Mariona Borrull (Festival La Inesperada)
En su nuevo cortometraje, titulado Una revuelta sin imágenes, la cordobesa Pilar Monsell, directora del documental África 815, nos invita a rastrear aquellas huellas “que permanecen entre nosotros”, como detalla una cartela introductoria, venidas de un pasado revolucionario en tiempos de feudalismo. Para ello, nos sitúa en el Pósito de la Corredera de Córdoba, escenario en 1652 del “motín del pan”, una de las revueltas más desconocidas de la historia de nuestro país, parte de una “larga historia de resistencias” que “corre el peligro de ser borrada”. Lentamente, como quien entrecierra los ojos para observar mejor un objeto a contraluz, Monsell barre con la cámara los espacios vacíos del Pósito, copados por la naturaleza entre paredes medio derrocadas: primero una panorámica de derecha a izquierda, y luego al revés, de izquierda a derecha. Por ahí se pasean unas pocas técnicas, que buscan algo cámara y grabadora en mano, quizá alguna señal de aquel levantamiento que convirtió el Pósito derrocado en la prueba tangible de que las revoluciones tienen el poder de cambiar las cosas. Pero ya no hay más que vacío entre viejas paredes de ladrillo, sostenidas por puntales amarillos de construcción, que, auguro, cada día acumulan más razones para desaparecer y dejar que esas ruinas mal conservadas caigan definitivamente en el olvido. Sin embargo, las mujeres están ahí, buscando.

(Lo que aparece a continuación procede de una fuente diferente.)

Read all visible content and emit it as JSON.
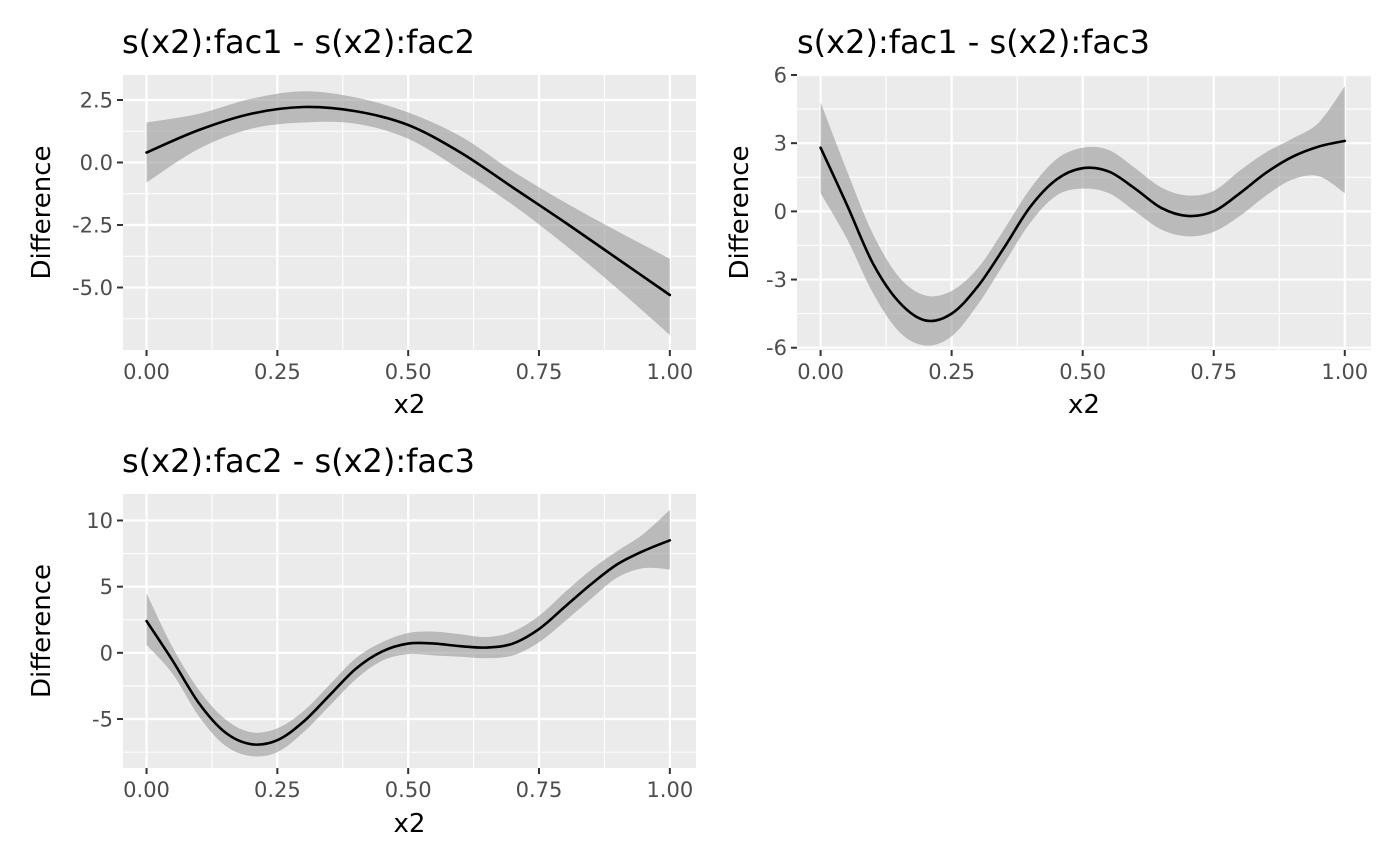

En 1652, el pueblo cordobés se rebeló incitado por el clamor de mujeres que veían morir a sus hijos a causa de una hambruna que el acaparamiento especulativo de trigo había agudizado. Más de seis mil revolucionarios lograron recuperar el trigo de los almacenes, pero no hay, sin embargo, signos que acrediten la gesta: ni un nombre de aquellas mujeres ha quedado grabado para la historia. Sí podemos encontrar “tantos otros rostros” que los sustituyan. Son, por ejemplo, los cuadros del Museo Julio Romero de Torres de Córdoba. Monsell reconstruye, a partir de una narración en off, la cronología del levantamiento, y la ilustra con fragmentos de cuadros que cuelgan en las paredes del museo. Son rostros de mujeres que, por el aislamiento visual que propicia el plano-detalle, parecen emerger de la nada desde el negro del fondo pictórico. Sus expresiones se sitúan siempre en el registro de lo ambiguo, pero la voz narrativa, que habla de la pasión y del camino a la victoria proletaria, invita a que las leamos como figuras revolucionarias.
También están colmados de ambigüedad, pasión acallada y potencial revolucionario los ojos que observan esos cuadros, de unas visitantes que la cineasta graba mientras contemplan estáticas. Pero las “mujeres que miran a mujeres” no surgen de la nada, del negro de un fondo al óleo. Al contrario, Monsell muestra un interés evidente en la forma misma de encuadrarlas: añadiendo y sustrayendo aire del plano, solas o acompañadas, de forma más o menos frontal. Rostros envueltos solo por color, bustos en diálogo con los cuadros que decoran la sala, algún contrapicado cerrado y esculpido entre puntos de luz, un conjunto con mujeres de mirada oculta por las sombras. De hecho, la concatenación de figuras que cierra la cinta podría leerse como un recorrido por la historia fílmica del retrato femenino, de la Maria Falconetti de La pasión de Juana de Arco a la Marlene Dietrich de Shanghai Express.
Nos faltan imágenes de la revolución, pero la historia del arte está plagada de rostros que nos (con)mueven y que, a través del cine, pueden encontrar vida nueva. Parecería que las mujeres que habitan los negros dentro de los cuadros del museo, registradas por una cámara de 16mm, volvieran a moverse, visitadas por el pequeño tintinar y las imperfecciones del analógico. Bajo una nueva mirada, incluso una “mujer florero” como la que adorna el ascensor que lleva a las salas, puede volver a la vida… Quien sabe si para iniciar una revolución.